Der Senat hat von der Einholung eines weiteren medizinischen Sachverständigengutachtens gemäß § 106 SGG auf neuropsychologischem Fachgebiet abgesehen, weil hiervon kein weiterer Erkenntnisgewinn zu erwarten ist. Selbst wenn man unterstellte, entsprechend den Ausführungen von Dr. zum W1 sei bei den im Universitätskrankenhaus vorzunehmenden "Testbatterien" eine manipulative Beeinflussung durch den Probanten weitgehend auszuschließen, kann mit solchen Tests lediglich das Bild der vorliegenden Befindlichkeitsstörungen und der kognitiven Defizite näher differenziert werden. Nach der Darlegung von Dr.
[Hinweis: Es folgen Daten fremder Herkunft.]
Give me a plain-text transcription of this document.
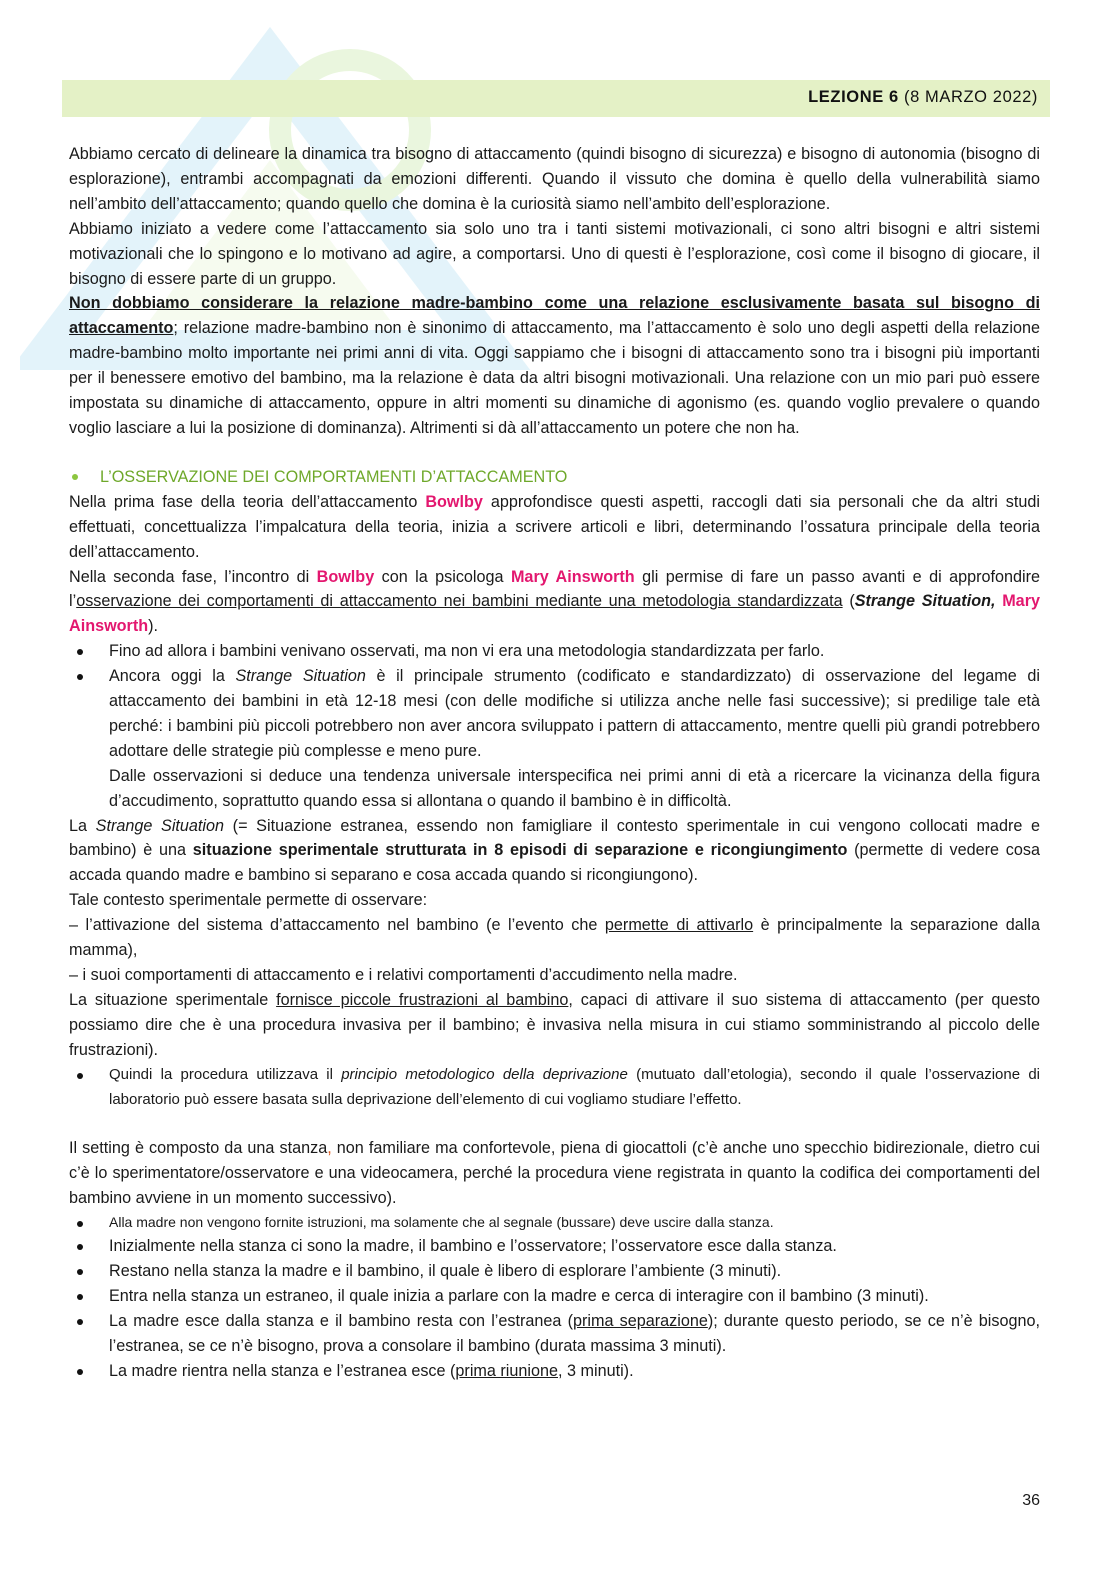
LEZIONE 6 (8 MARZO 2022)

Abbiamo cercato di delineare la dinamica tra bisogno di attaccamento (quindi bisogno di sicurezza) e bisogno di autonomia (bisogno di esplorazione), entrambi accompagnati da emozioni differenti. Quando il vissuto che domina è quello della vulnerabilità siamo nell’ambito dell’attaccamento; quando quello che domina è la curiosità siamo nell’ambito dell’esplorazione.

Abbiamo iniziato a vedere come l’attaccamento sia solo uno tra i tanti sistemi motivazionali, ci sono altri bisogni e altri sistemi motivazionali che lo spingono e lo motivano ad agire, a comportarsi. Uno di questi è l’esplorazione, così come il bisogno di giocare, il bisogno di essere parte di un gruppo.

Non dobbiamo considerare la relazione madre-bambino come una relazione esclusivamente basata sul bisogno di attaccamento; relazione madre-bambino non è sinonimo di attaccamento, ma l’attaccamento è solo uno degli aspetti della relazione madre-bambino molto importante nei primi anni di vita. Oggi sappiamo che i bisogni di attaccamento sono tra i bisogni più importanti per il benessere emotivo del bambino, ma la relazione è data da altri bisogni motivazionali. Una relazione con un mio pari può essere impostata su dinamiche di attaccamento, oppure in altri momenti su dinamiche di agonismo (es. quando voglio prevalere o quando voglio lasciare a lui la posizione di dominanza). Altrimenti si dà all’attaccamento un potere che non ha.

L’OSSERVAZIONE DEI COMPORTAMENTI D’ATTACCAMENTO

Nella prima fase della teoria dell’attaccamento Bowlby approfondisce questi aspetti, raccogli dati sia personali che da altri studi effettuati, concettualizza l’impalcatura della teoria, inizia a scrivere articoli e libri, determinando l’ossatura principale della teoria dell’attaccamento.

Nella seconda fase, l’incontro di Bowlby con la psicologa Mary Ainsworth gli permise di fare un passo avanti e di approfondire l’osservazione dei comportamenti di attaccamento nei bambini mediante una metodologia standardizzata (Strange Situation, Mary Ainsworth).

Fino ad allora i bambini venivano osservati, ma non vi era una metodologia standardizzata per farlo.
Ancora oggi la Strange Situation è il principale strumento (codificato e standardizzato) di osservazione del legame di attaccamento dei bambini in età 12-18 mesi (con delle modifiche si utilizza anche nelle fasi successive); si predilige tale età perché: i bambini più piccoli potrebbero non aver ancora sviluppato i pattern di attaccamento, mentre quelli più grandi potrebbero adottare delle strategie più complesse e meno pure.
Dalle osservazioni si deduce una tendenza universale interspecifica nei primi anni di età a ricercare la vicinanza della figura d’accudimento, soprattutto quando essa si allontana o quando il bambino è in difficoltà.

La Strange Situation (= Situazione estranea, essendo non famigliare il contesto sperimentale in cui vengono collocati madre e bambino) è una situazione sperimentale strutturata in 8 episodi di separazione e ricongiungimento (permette di vedere cosa accada quando madre e bambino si separano e cosa accada quando si ricongiungono).

Tale contesto sperimentale permette di osservare:

– l’attivazione del sistema d’attaccamento nel bambino (e l’evento che permette di attivarlo è principalmente la separazione dalla mamma),

– i suoi comportamenti di attaccamento e i relativi comportamenti d’accudimento nella madre.

La situazione sperimentale fornisce piccole frustrazioni al bambino, capaci di attivare il suo sistema di attaccamento (per questo possiamo dire che è una procedura invasiva per il bambino; è invasiva nella misura in cui stiamo somministrando al piccolo delle frustrazioni).

Quindi la procedura utilizzava il principio metodologico della deprivazione (mutuato dall’etologia), secondo il quale l’osservazione di laboratorio può essere basata sulla deprivazione dell’elemento di cui vogliamo studiare l’effetto.

Il setting è composto da una stanza, non familiare ma confortevole, piena di giocattoli (c’è anche uno specchio bidirezionale, dietro cui c’è lo sperimentatore/osservatore e una videocamera, perché la procedura viene registrata in quanto la codifica dei comportamenti del bambino avviene in un momento successivo).

Alla madre non vengono fornite istruzioni, ma solamente che al segnale (bussare) deve uscire dalla stanza.
Inizialmente nella stanza ci sono la madre, il bambino e l’osservatore; l’osservatore esce dalla stanza.
Restano nella stanza la madre e il bambino, il quale è libero di esplorare l’ambiente (3 minuti).
Entra nella stanza un estraneo, il quale inizia a parlare con la madre e cerca di interagire con il bambino (3 minuti).
La madre esce dalla stanza e il bambino resta con l’estranea (prima separazione); durante questo periodo, se ce n’è bisogno, l’estranea, se ce n’è bisogno, prova a consolare il bambino (durata massima 3 minuti).
La madre rientra nella stanza e l’estranea esce (prima riunione, 3 minuti).
36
P., welcher der Senat folgt, lässt sich über eine solche differenziertere Feststellung das Vorliegen einer Enzephalopathie aber schon vom Ansatz her nicht beweisen, weil bei dem Kläger nur in geringem Ausmaß Auffälligkeiten vorliegen und sich die bei ihm feststellbaren Symptome den oben genannten anderen – psychischen – Erkrankungen mindestens ebenso wie einer Enzephalopathie zuordnen lassen, wobei Persönlichkeitsstruktur, Zeitpunkt und Verlauf der Erkrankung sogar eher auf eine psychische Erkrankung deuten. Dabei hat der Senat das Vorliegen sämtlicher vom Kläger behaupteten Symptome als zutreffend unterstellt. Unter diesen Umständen kann offen bleiben, ob es überhaupt möglich wäre, aufgrund einer heutigen Untersuchung Rückschlüsse auf die Verhältnisse vor über zehn Jahren (Ende der Exposition) zu ziehen.

Die Kostenentscheidung beruht auf § 193 SGG und entspricht dem Ausgang des Rechtsstreits in der Hauptsache.

Ein Grund für die Zulassung der Revision gemäß § 160 Abs. 2 Nr. 1 oder Nr. 2 SGG ist nicht gegeben.